Both professions favor youth, and longevity is often short-lived. The typical NFL careers is just 3.3 years. Fong’s professional career began when he was 16 years old and lasted only five years. “Considering the physical demands made by practicing 10 hours a day, most competitive gamers skew young, between 18 and 25 years old,” says Joost van Dreunen, the CEO of media and games consultancy SuperData Research. A pro gamer’s career is “surprisingly short, as most players cycle out in their mid-20s.”

Show us the money

While the average salary for an NFL player was $1.9 million as of 2013, pro gamers earn considerably less. Top pro gamer Marcus “Dyrus” Hill retired last year at age 23 after winning $148,642 over a five-year career, according to E-sports Earnings. One Hearthstone streamer, ‘Amaz,’ who is also a pro player, gathered enough sponsorship money for his team to organize a $240,000 prize pool for a fun team series this summer, something unprecedented in pro Hearthstone.

“Most players are on a salary and receive a percentage of winnings, and few earn impressive salaries. Of course for an 18-year old to make $100,000 annually is a huge amount of money, but the real money for professional gamers seems to be in first becoming a celebrity player and then setting up a livestreaming business where they can directly monetize their viewers,” says van Dreunen.

Fong, who in the 1990s was at the top of his profession, earned about $100,000 annually from sponsorships, endorsements and winnings before becoming a successful serial entrepreneur. Fong today is CEO of Raptr, which offers the Plays.tv video-sharing platform for gamers.

Dennis Fong was the first to make himself a star in the 1990s world of competitive gaming scene.

Above: Dennis Fong was the first to make himself a star in the 1990s world of competitive gaming scene.

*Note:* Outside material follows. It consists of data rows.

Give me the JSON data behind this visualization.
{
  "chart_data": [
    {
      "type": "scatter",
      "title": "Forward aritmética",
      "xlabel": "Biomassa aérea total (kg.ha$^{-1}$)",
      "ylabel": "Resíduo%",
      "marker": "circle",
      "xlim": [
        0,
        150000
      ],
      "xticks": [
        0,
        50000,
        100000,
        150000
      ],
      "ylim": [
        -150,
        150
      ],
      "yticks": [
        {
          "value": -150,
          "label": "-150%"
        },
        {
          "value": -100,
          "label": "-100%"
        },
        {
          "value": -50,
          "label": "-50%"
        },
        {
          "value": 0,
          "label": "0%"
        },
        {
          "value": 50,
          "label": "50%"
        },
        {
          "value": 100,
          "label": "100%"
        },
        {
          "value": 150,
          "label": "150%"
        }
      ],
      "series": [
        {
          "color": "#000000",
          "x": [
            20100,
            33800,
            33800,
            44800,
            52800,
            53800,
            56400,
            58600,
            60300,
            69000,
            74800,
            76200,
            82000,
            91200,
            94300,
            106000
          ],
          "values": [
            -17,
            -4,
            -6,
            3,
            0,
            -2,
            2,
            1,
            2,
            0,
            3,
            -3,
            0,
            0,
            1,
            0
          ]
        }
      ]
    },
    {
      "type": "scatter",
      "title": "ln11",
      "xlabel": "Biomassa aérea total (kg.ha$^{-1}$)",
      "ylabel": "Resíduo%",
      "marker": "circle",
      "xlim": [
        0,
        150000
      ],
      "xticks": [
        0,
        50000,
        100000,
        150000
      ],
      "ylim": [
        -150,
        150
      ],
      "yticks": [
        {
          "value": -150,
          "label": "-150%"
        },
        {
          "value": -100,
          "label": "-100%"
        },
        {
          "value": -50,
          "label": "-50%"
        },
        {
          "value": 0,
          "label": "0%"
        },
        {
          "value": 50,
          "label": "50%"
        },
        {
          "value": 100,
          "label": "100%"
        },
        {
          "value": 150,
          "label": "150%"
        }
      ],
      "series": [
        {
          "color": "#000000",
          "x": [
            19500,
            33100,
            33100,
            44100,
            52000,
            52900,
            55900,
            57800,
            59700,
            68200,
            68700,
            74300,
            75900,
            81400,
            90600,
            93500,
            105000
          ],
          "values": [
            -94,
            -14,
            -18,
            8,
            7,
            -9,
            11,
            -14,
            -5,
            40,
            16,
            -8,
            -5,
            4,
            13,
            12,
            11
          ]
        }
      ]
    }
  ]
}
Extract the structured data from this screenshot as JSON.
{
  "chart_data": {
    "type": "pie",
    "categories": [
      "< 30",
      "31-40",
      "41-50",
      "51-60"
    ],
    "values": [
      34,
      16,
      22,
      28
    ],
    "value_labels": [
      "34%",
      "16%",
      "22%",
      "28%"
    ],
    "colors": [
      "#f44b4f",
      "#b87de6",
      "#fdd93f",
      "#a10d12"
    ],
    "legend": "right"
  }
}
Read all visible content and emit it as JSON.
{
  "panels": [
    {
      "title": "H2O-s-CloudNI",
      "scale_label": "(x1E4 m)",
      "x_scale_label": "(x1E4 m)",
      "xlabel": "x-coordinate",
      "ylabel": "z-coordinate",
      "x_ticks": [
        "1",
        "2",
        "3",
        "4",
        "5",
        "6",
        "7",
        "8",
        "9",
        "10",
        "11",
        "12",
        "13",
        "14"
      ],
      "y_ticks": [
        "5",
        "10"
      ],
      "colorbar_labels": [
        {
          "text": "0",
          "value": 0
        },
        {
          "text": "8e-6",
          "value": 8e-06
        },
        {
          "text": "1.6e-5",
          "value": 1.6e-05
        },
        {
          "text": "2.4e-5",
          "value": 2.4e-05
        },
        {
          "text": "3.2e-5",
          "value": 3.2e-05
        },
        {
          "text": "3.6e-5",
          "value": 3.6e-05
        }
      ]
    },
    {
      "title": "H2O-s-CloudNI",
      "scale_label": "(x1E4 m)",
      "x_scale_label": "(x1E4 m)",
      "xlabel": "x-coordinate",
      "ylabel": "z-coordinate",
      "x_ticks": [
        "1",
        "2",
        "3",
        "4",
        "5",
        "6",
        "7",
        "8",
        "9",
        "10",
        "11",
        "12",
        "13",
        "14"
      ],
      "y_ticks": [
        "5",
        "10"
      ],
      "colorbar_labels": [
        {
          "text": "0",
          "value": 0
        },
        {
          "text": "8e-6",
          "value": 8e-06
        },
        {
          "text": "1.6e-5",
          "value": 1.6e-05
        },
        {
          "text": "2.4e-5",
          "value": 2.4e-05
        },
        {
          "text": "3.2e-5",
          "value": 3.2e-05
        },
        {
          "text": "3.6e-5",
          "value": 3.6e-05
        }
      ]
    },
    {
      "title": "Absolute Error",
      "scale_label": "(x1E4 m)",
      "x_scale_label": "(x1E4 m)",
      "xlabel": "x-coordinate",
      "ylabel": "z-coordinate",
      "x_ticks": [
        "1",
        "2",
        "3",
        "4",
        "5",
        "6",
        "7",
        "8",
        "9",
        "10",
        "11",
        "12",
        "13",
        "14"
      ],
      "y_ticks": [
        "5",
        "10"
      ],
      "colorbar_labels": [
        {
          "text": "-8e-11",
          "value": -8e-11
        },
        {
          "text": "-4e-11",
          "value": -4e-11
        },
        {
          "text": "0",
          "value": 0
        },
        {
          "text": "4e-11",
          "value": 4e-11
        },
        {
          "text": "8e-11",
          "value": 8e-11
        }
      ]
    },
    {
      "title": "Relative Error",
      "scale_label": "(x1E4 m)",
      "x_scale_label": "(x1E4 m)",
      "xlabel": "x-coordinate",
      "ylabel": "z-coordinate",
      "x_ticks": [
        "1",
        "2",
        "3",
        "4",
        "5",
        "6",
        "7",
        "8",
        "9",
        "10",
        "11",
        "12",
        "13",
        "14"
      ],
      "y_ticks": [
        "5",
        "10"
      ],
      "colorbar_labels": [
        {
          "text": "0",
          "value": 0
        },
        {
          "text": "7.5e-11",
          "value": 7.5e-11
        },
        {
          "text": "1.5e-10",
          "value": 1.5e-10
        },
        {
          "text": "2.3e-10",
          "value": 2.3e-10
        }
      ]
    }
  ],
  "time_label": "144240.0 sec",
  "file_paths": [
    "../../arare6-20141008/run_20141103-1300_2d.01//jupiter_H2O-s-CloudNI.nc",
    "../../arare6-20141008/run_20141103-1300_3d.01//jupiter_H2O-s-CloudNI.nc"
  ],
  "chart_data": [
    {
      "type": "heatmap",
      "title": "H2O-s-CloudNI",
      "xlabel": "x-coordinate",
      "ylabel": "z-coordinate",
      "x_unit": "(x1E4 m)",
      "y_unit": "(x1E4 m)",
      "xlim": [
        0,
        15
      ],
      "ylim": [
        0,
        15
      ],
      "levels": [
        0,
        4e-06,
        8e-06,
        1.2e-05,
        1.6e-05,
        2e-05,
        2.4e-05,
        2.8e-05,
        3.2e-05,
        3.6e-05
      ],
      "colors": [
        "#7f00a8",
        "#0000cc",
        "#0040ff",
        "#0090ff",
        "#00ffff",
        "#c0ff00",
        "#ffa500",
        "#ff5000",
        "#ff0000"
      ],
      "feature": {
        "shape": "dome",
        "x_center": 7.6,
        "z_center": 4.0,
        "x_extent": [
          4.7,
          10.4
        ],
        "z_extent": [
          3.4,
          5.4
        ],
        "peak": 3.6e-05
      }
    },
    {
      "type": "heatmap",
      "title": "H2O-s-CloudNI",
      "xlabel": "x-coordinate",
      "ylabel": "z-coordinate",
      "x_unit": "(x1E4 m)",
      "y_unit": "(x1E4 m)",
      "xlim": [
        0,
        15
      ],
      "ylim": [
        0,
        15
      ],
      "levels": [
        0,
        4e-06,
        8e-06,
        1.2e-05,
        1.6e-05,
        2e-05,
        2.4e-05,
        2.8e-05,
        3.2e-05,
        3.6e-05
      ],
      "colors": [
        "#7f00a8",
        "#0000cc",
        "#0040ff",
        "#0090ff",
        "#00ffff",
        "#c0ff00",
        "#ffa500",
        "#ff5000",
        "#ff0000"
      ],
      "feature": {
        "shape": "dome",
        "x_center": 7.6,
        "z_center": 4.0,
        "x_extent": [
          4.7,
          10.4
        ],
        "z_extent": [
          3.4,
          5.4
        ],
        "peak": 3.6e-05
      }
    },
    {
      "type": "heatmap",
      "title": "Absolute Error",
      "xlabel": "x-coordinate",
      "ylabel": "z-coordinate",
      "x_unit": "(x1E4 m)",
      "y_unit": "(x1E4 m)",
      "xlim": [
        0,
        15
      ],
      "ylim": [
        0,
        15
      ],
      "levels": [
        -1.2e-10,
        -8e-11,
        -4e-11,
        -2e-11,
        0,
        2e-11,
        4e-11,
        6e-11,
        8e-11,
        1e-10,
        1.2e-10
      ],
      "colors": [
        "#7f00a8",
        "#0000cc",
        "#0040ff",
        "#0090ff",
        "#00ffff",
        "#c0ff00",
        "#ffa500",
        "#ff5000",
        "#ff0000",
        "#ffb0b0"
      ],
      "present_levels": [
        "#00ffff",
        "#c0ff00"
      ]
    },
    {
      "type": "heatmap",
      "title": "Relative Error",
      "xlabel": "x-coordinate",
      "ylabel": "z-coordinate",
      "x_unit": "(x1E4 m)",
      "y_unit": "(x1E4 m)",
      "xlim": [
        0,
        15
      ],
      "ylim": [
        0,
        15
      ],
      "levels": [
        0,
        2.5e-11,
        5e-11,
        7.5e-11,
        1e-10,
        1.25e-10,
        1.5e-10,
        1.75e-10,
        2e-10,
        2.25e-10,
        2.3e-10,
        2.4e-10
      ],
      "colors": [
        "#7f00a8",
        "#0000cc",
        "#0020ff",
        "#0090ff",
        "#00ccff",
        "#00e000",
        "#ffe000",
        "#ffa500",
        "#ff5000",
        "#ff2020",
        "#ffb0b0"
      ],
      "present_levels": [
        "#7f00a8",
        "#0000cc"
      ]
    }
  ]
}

Image Credit: Uriel Espinoza

 

Gender equality

Unlike football, the world of professional video games should offer a level playing field for women. First, physical size means little. Manning stands 6-feet-5 and weighs 230 pounds, but that’s meaningless for success at pro gaming. Second, nearly equal numbers of young boys and girls form the amateur pool from which professionals are drawn. And within the adult population, twice as many women play games as men, according to the Entertainment Software Association, the trade group for the video game industry.

“Clearly, having faster twitch reflexes and reaction times helps, but the beauty of esports is that it isn’t defined by your genes. Esports is gender-agnostic; there are no geographic limitations and no physical attributes that are truly required to be successful,” says Fong.

Currently, just 5 percent to 10 percent of pro gamers are women, estimates van Dreunen. “That will change,“ he predicts, “as video games have become a mainstream form of entertainment, forcing game companies to appeal to a wider, more diverse audience.”

Esports also holds the promise of equal pay between the sexes. For instance, top pro gamer Katherine “Mystik” Gunn had $122,000 in winnings over three years according to E-sports Earnings. More women players winning more prize money is inevitable. “In time, we will see the percentage and presentation of female pro gamers improve, but it’s still early days,” says van Dreunen.

How big is big?

Even as revenues of professional games market reached $748 million last year and are predicted to reach $1.9 billion by 2018, the NFL with its multi-billions of dollars and it’s Super Bowl Sunday are the biggest game in America. By comparison, van Dreunen says that “esports is still in its ‘leather helmets’ stage.’”

But unlike the NFL which appeals largely to American audiences, pro gaming is a phenomenon with international teams playing for global audience. According to van Dreunen, “It makes more sense to compare esports to the FIFA World Cup to get a sense of scale, as soccer has worldwide appeal. And their world championship final drew one billion viewers.”